Statistics Canada has introduced some new nomenclature to the world of Canadian population data. This is important to those tracking changes in where people are moving and choosing to live and for the analysis of all sorts of issues like access to care and equity in services across the rural-urban continuum. From now on small towns and villages as small as 1,000 will no longer be grouped together with places like Ottawa or Toronto and be classified only as “urban areas”.
Places with more than a 1000 people and a density of more than 400 people per sq. kilometre will now be identified collectively as “population centres” these will be sub-divided into three groups as:
Ø small population centres being those between 1,000 and 30,000 people;
Ø medium population centres being those between 30,000 and 100,000 people; and,
Ø large population centres being anything over 100,000.

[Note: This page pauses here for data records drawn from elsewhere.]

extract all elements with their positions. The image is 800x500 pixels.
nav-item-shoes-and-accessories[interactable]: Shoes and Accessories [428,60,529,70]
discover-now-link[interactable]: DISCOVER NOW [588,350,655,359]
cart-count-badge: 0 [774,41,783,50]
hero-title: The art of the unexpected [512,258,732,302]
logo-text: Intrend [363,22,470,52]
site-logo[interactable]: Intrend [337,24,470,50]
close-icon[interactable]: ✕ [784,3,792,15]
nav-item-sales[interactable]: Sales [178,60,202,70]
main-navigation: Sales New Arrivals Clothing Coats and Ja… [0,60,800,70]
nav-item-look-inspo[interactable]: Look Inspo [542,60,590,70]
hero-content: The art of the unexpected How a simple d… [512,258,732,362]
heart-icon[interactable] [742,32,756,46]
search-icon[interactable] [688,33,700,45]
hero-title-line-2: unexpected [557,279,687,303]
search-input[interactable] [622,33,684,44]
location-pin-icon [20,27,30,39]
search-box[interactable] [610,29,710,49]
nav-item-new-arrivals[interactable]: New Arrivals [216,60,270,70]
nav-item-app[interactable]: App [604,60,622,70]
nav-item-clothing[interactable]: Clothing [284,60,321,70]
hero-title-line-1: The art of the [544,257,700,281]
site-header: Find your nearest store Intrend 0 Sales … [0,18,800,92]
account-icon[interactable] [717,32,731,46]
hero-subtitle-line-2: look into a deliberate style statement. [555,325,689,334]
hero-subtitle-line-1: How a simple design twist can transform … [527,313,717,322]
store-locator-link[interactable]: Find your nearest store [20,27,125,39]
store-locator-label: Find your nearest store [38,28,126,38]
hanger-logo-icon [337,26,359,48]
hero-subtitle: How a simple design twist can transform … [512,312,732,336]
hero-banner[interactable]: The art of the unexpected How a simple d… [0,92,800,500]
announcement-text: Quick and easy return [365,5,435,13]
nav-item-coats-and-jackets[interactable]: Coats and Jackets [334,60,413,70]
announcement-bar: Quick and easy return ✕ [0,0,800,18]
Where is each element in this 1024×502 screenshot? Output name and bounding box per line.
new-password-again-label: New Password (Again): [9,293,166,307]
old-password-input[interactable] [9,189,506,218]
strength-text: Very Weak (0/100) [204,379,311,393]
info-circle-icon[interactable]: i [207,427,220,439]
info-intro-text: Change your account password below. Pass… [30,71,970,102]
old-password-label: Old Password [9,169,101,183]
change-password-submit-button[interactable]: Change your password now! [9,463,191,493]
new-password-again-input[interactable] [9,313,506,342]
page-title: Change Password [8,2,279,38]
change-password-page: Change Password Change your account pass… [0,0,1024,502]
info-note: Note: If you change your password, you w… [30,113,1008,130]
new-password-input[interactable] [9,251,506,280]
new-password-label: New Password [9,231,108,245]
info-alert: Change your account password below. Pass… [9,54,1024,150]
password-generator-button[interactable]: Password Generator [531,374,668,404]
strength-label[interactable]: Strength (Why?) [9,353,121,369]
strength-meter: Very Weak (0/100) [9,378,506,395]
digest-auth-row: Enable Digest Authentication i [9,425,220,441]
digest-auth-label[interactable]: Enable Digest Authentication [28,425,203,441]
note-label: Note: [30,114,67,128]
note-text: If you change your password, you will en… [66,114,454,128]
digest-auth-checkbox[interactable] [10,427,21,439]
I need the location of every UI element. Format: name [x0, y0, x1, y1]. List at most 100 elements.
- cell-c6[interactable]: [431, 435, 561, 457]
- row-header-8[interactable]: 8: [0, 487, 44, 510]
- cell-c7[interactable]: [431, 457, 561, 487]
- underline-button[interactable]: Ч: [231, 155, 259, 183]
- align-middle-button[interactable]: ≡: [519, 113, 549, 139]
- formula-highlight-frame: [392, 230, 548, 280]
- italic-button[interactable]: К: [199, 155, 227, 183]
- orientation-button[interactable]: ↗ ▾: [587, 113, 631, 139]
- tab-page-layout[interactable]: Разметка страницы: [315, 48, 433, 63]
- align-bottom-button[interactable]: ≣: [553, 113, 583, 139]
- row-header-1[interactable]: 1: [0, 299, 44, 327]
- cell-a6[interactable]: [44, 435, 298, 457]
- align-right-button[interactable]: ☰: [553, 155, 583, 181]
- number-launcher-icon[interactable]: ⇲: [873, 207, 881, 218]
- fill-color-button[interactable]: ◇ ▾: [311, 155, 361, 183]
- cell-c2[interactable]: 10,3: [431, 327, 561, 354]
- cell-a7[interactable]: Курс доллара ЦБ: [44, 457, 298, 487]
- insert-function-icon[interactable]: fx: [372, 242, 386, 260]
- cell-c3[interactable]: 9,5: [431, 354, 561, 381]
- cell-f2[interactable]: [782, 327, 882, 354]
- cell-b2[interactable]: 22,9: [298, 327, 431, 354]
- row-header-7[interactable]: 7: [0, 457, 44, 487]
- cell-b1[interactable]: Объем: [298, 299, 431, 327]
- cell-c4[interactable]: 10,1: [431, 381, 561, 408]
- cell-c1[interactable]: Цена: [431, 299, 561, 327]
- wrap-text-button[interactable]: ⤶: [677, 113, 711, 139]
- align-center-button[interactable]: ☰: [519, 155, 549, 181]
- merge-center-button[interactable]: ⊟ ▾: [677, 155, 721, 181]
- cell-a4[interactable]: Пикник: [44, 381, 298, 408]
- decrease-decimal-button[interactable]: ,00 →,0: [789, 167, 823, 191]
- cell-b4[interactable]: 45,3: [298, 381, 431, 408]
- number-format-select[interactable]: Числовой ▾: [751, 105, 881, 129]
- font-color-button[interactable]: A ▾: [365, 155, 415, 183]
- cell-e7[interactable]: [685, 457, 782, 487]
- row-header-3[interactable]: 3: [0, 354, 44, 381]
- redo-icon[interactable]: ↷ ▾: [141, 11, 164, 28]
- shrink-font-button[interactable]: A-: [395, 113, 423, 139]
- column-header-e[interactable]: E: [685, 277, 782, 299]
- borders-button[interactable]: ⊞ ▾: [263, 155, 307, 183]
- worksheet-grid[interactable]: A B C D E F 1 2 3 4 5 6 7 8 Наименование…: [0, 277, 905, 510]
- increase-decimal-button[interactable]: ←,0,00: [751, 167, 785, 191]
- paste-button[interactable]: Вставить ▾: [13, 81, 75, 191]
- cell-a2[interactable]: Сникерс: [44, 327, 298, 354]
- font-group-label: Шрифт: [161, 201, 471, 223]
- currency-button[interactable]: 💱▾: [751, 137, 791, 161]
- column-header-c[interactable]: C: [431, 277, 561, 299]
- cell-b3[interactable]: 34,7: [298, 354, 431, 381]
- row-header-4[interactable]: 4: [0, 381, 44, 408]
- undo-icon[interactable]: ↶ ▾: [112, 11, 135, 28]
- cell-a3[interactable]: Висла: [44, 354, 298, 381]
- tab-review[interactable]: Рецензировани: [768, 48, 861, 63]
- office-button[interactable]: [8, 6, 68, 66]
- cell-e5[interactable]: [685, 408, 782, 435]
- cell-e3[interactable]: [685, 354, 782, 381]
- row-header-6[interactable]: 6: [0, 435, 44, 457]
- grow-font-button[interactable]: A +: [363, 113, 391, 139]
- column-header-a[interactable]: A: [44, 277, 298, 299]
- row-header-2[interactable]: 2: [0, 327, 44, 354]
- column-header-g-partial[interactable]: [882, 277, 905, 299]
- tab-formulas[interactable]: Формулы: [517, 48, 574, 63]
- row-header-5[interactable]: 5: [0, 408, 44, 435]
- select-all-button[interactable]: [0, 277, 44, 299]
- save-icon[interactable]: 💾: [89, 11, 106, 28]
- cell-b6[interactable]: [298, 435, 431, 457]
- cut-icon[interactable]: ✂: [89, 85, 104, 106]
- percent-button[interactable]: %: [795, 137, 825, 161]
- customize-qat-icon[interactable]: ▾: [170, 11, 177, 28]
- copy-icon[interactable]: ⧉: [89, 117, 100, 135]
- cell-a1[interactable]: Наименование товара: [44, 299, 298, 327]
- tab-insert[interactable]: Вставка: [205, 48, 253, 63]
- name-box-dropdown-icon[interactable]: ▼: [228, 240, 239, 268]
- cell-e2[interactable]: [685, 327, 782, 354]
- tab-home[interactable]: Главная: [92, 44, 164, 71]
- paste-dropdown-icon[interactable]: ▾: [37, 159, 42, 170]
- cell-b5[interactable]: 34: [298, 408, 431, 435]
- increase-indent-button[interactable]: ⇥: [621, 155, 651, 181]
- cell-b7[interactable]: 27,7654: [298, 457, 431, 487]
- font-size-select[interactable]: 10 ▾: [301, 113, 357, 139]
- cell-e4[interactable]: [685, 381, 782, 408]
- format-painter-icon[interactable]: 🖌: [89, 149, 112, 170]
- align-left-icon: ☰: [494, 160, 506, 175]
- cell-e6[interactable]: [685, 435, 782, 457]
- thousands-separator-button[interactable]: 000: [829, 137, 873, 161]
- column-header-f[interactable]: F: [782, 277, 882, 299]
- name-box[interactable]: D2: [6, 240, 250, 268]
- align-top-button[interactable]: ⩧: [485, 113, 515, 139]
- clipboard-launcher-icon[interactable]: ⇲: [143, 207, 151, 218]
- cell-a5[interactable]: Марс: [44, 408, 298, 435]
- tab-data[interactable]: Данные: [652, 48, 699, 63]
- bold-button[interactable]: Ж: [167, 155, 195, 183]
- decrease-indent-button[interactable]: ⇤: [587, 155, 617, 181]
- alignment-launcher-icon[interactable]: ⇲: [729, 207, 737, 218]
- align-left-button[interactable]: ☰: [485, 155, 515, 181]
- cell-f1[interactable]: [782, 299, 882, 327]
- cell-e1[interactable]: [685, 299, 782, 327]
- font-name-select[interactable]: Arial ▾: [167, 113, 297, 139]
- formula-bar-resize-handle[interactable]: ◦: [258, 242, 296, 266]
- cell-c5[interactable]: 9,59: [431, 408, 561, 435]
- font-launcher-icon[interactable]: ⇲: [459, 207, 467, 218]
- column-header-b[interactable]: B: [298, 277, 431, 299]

“Rural areas” in the Statistics Canada meaning remains all territory not meeting the two tests of greater than 1,000 people and with a density of at least 400 people per sq. kilometre.
Further explanation can be found here: http://www.statcan.gc.ca/subjects-sujets/standard-norme/sgc-cgt/urban-urbain-eng.htm
This move is welcome and should help with better interpretation of statistics the agency provides. (This won’t really help in any way with the misguided government shift to do away with the mandatory long form census that occurred this past summer, despite widespread appeals to rethink the matter. That is still going to be a problem for people seeking to understand rural realities.)
As far as the Rural Ontario Institute is concerned we certainly regard rural Ontario as more than just the territory being farmed or sparsely populated northern geography – small population centres are certainly part of what we see as rural. When we look around rural Ontario we view a rich fabric of small towns and communities interwoven with the countryside and surrounding forests, we see the interdependence of our social, economic and environmental systems and the many mutually beneficial relationships between country and city. We understand the need for categories but have the perspective that people don’t divide their lives so neatly and many rural folk, the goods we produce and use, as well as the energy, air and water we rely on cross back and forth across those boundaries every day.